The European Union said it will suspend efforts to work with Ukraine on a trade and cooperation agreement, as 200,000 pro-EU protesters gathered for a rally, marking the start of a fourth consecutive week of anti-government unrest.
The EU said on Sunday that Kiev's government has "no grounds in reality".
Stefan Fuele, EU enlargement chief, said on Twitter that he told Ukraine's first deputy Prime Minister Serhiy Arbuzov that the bloc would discuss a trade agreement, if Ukraine's government showed a commitment to sign it.
But Fuele said he has not heard back, so negotiations remain on hold.
US senators John McCain and Christopher Murphy met with Ukraine's President Viktor Yanukovich on Sunday - after addressing the pro-EU crowds in Independence Square.
"The way towards change goes through peaceful protest," Murphy told the cheering crowds. "And in America we stand in awe of the fact that, despite the violence on the square you have remained peaceful in support of change."
McCain, a veteran of rabble-rousing US politics, told protesters that they were right to look to the west.
"I am a Republican, Senator Murphy is a Democrat - we are here together speaking for the American people in solidarity with you," he said.
"And the destiny you seek lies in Europe. Ukraine will make Europe better, and Europe will make Ukraine better... People of Ukraine, this is your moment. This is about you, no-one else. This is about the future you want for your country, this is about the future you deserve. A future in Europe. A future of peace. The free world is with you. America is with you. I am with you."

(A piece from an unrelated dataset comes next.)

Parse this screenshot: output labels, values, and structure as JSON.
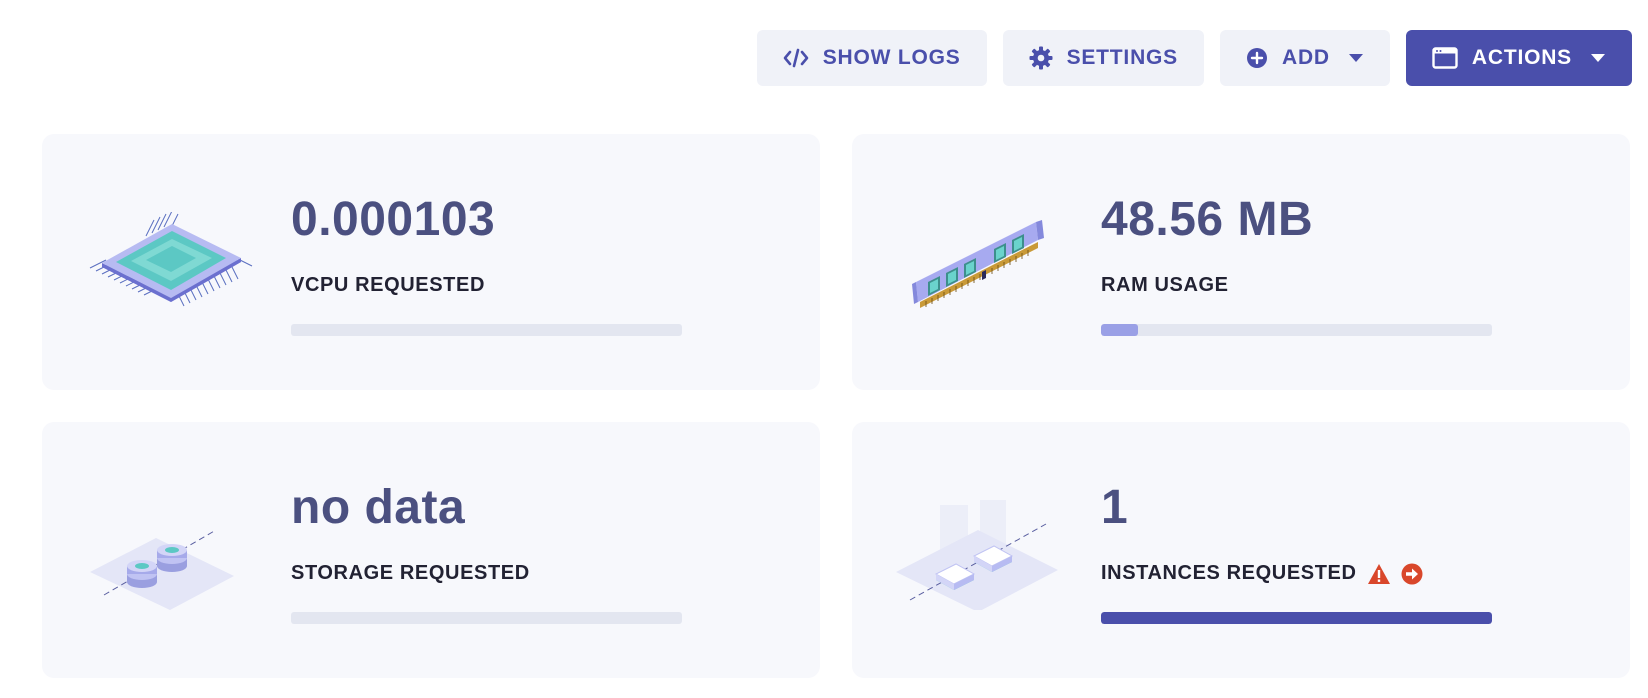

Meawhile, tensions are expected to mount yet further, as authorities organised a mass demonstration to counter the opposition's rally.
They too vowed to hold a "non-stop protest" and said they would bus thousands of Yanukovich supporters from the provinces to a park near the opposition camp.

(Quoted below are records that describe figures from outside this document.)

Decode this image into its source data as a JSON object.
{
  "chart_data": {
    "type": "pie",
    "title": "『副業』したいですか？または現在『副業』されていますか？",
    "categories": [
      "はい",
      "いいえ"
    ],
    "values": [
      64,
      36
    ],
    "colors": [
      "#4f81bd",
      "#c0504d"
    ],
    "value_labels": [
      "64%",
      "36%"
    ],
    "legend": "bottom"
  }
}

Protesters have remained in Independence Square in the capital Kiev since Yanukovich turned down the EU trade deal in favour of fostering closer ties with Russia.
Both US and European politicians have shown their support for the opposition's cause.
McCain flew to Kiev on Saturday for meetings with former boxing champion Vitali Klitschko, head of the Ukrainian Democratic Alliance for Reform party (UDAR), nationalist leader Oleg Tyagnybok and Arseniy Yatsenyuk, the head of Yulia Tymoshenko's party.
He praised the protests as "an incredible show of patriotism".
President Yanukovich is under pressure to choose to align Ukraine with the West or with a Russian-led Customs Union.
He will travel to Moscow next week to meet with Russian President Vladimir Putin.
Ukrainian Prime Minister Mykola Azarov said on Sunday he hopes for a cheaper price for deliveries of Russian gas to Ukraine to emerge from the meeting, Interfax news agency reported.
"The price for Ukraine can be set at the level of average European prices," Azarov told TV broadcaster Inter in a late evening interview, according to Interfax-Ukraine.
This normally means a price of around $370-380 per 1,000 cubic metres - less than the $400 which Kiev pays now.